Re-configuring the Apophatic Tradition in Late Medieval England (1 March 2022 – 28 February 2026)
Denis Renevey (Principal Investigator), Christiania Whitehead (Senior Researcher), Olena Danylovych (Doctoral student)
In recent years, scholarly attention has been overwhelmingly directed toward cataphatic or affirmative traditions of contemplation and mysticism in late medieval England. Containing strongly visual and affective elements, most of the members of the small group misleadingly homogenised in modern times as ‘The Middle English Mystics’, utilise these traditions to a greater or lesser extent. The peculiar bodily performances of Margery Kempe in response to visions of Christ, and the sensations of dulcor, canor and calor (sweetness, melody and heat) experienced by Richard Rolle, taken over and redirected by subsequent writers in his tradition, have been particularly closely scrutinized, generating responses from a variety of historicist and theoretical angles.
However, running alongside this tradition of cataphatic mysticism, is a second contemplative tradition, termed apophatic or negative, which seeks to erase sensory perceptions and to strip away all that can be known about God, leading the disciple instead toward a place of darkness and cognitive obscurity. This tradition, ultimately derived from the writings of the sixth-century Syrian, Pseudo-Dionysius, has received much less attention despite its profundity. Its main exponent in Middle English is an anonymous author known as the Cloud-author, probably a Carthusian from the northeast Midlands, who wrote an ambitious contemplative work titled The Cloud of Unknowing, together with five shorter treatises, including a Middle English translation of Pseudo-Dionysius’s Mystica theologia. Although excellent editorial and translational work has been undertaken on these treatises, astonishingly no largescale critical work has been published for almost twenty-five years, and they have rarely formed the focus of scholarly discussion. By the same token, the net has not been broadened to consider the possibility of an English apophatic tradition, within which the Cloud-author plays a key but by no means singular role.

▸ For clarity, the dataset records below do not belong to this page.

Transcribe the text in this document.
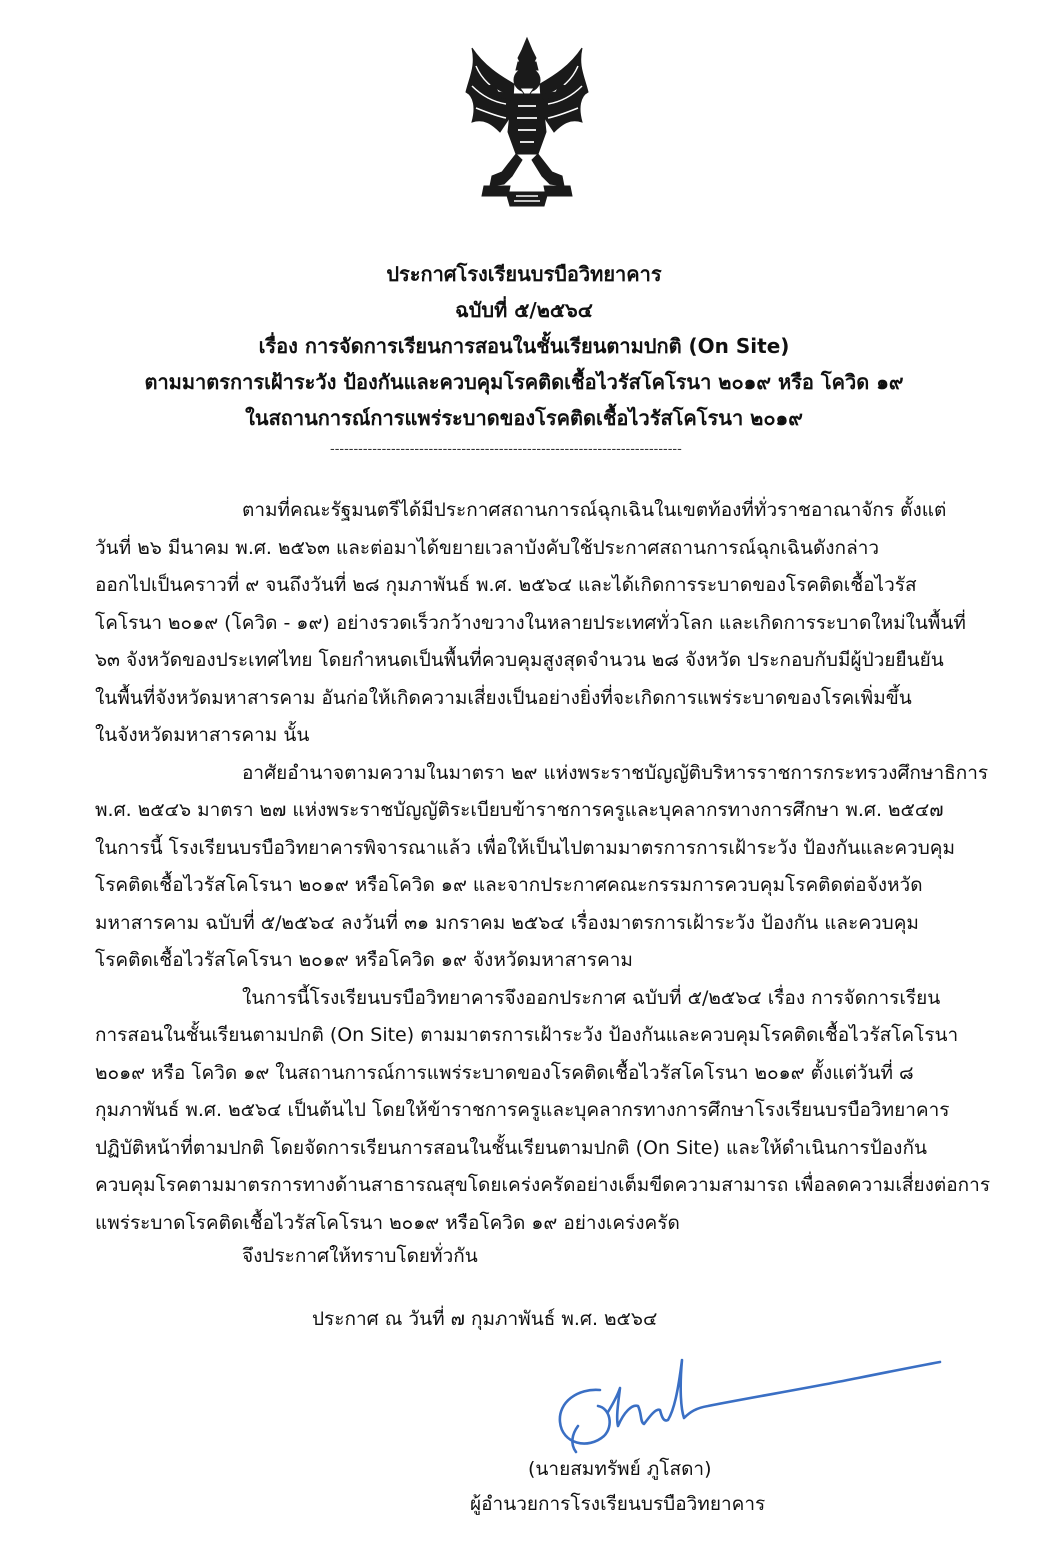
ประกาศโรงเรียนบรบือวิทยาคาร
ฉบับที่ ๕/๒๕๖๔
เรื่อง การจัดการเรียนการสอนในชั้นเรียนตามปกติ (On Site)
ตามมาตรการเฝ้าระวัง ป้องกันและควบคุมโรคติดเชื้อไวรัสโคโรนา ๒๐๑๙ หรือ โควิด ๑๙
ในสถานการณ์การแพร่ระบาดของโรคติดเชื้อไวรัสโคโรนา ๒๐๑๙
---------------------------------------------------------------------------
ตามที่คณะรัฐมนตรีได้มีประกาศสถานการณ์ฉุกเฉินในเขตท้องที่ทั่วราชอาณาจักร ตั้งแต่
วันที่ ๒๖ มีนาคม พ.ศ. ๒๕๖๓ และต่อมาได้ขยายเวลาบังคับใช้ประกาศสถานการณ์ฉุกเฉินดังกล่าว
ออกไปเป็นคราวที่ ๙ จนถึงวันที่ ๒๘ กุมภาพันธ์ พ.ศ. ๒๕๖๔ และได้เกิดการระบาดของโรคติดเชื้อไวรัส
โคโรนา ๒๐๑๙ (โควิด - ๑๙) อย่างรวดเร็วกว้างขวางในหลายประเทศทั่วโลก และเกิดการระบาดใหม่ในพื้นที่
๖๓ จังหวัดของประเทศไทย โดยกำหนดเป็นพื้นที่ควบคุมสูงสุดจำนวน ๒๘ จังหวัด ประกอบกับมีผู้ป่วยยืนยัน
ในพื้นที่จังหวัดมหาสารคาม อันก่อให้เกิดความเสี่ยงเป็นอย่างยิ่งที่จะเกิดการแพร่ระบาดของโรคเพิ่มขึ้น
ในจังหวัดมหาสารคาม นั้น
อาศัยอำนาจตามความในมาตรา ๒๙ แห่งพระราชบัญญัติบริหารราชการกระทรวงศึกษาธิการ
พ.ศ. ๒๕๔๖ มาตรา ๒๗ แห่งพระราชบัญญัติระเบียบข้าราชการครูและบุคลากรทางการศึกษา พ.ศ. ๒๕๔๗
ในการนี้ โรงเรียนบรบือวิทยาคารพิจารณาแล้ว เพื่อให้เป็นไปตามมาตรการการเฝ้าระวัง ป้องกันและควบคุม
โรคติดเชื้อไวรัสโคโรนา ๒๐๑๙ หรือโควิด ๑๙ และจากประกาศคณะกรรมการควบคุมโรคติดต่อจังหวัด
มหาสารคาม ฉบับที่ ๕/๒๕๖๔ ลงวันที่ ๓๑ มกราคม ๒๕๖๔ เรื่องมาตรการเฝ้าระวัง ป้องกัน และควบคุม
โรคติดเชื้อไวรัสโคโรนา ๒๐๑๙ หรือโควิด ๑๙ จังหวัดมหาสารคาม
ในการนี้โรงเรียนบรบือวิทยาคารจึงออกประกาศ ฉบับที่ ๕/๒๕๖๔ เรื่อง การจัดการเรียน
การสอนในชั้นเรียนตามปกติ (On Site) ตามมาตรการเฝ้าระวัง ป้องกันและควบคุมโรคติดเชื้อไวรัสโคโรนา
๒๐๑๙ หรือ โควิด ๑๙ ในสถานการณ์การแพร่ระบาดของโรคติดเชื้อไวรัสโคโรนา ๒๐๑๙ ตั้งแต่วันที่ ๘
กุมภาพันธ์ พ.ศ. ๒๕๖๔ เป็นต้นไป โดยให้ข้าราชการครูและบุคลากรทางการศึกษาโรงเรียนบรบือวิทยาคาร
ปฏิบัติหน้าที่ตามปกติ โดยจัดการเรียนการสอนในชั้นเรียนตามปกติ (On Site) และให้ดำเนินการป้องกัน
ควบคุมโรคตามมาตรการทางด้านสาธารณสุขโดยเคร่งครัดอย่างเต็มขีดความสามารถ เพื่อลดความเสี่ยงต่อการ
แพร่ระบาดโรคติดเชื้อไวรัสโคโรนา ๒๐๑๙ หรือโควิด ๑๙ อย่างเคร่งครัด
จึงประกาศให้ทราบโดยทั่วกัน
ประกาศ ณ วันที่ ๗ กุมภาพันธ์ พ.ศ. ๒๕๖๔
(นายสมทรัพย์ ภูโสดา)
ผู้อำนวยการโรงเรียนบรบือวิทยาคาร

This research project will make good both of these omissions. It will generate new critical work on the Cloud corpus in response to major developments in the understanding of late fourteenth- and fifteenth-century religious culture in England over the last twenty years, paying especially close attention to the five minor treatises. In addition, using a codicological methodology, it will examine the fifteenth- and early sixteenth-century manuscripts of the Cloud-corpus, thinking through the implications of the texts they are copied alongside, and exploring their environments of reception and circulation. Innovatively, the project will also approach the Cloud-corpus as a major component of a broader English apophatic tradition, additionally comprising the Latin and vernacular writings of the late fifteenth-century Carthusian, Richard Methley, the Middle English translations of the apophatic continental mystics, Marguerite Porete, Jan Ruusbroec, Hugh of Balma, and Heinrich Suso, and a number of contemplative compilations. Work is badly needed to assess the number of manuscripts of Pseudo-Dionysius’s works in medieval English libraries in the late fourteenth and fifteenth centuries, along with commentaries by Thomas Gallus, Hugh of St Victor, John Sarracenus, Robert Grosseteste and others, and it is unknown to what extent these Latin texts continued to circulate and to be recopied. Equally, while the oeuvre of the twelfth-century Victorine authors, Hugh and Richard, is often cited as a contemplative influence upon the Cloud- author and Rolle, more work is needed to ascertain to what degree these Victorine texts were available in late medieval England, and to understand how they were being read. The findings from these bibliographical investigations will enable us to sketch the perimeters and distinctive traits of an English apophatic tradition.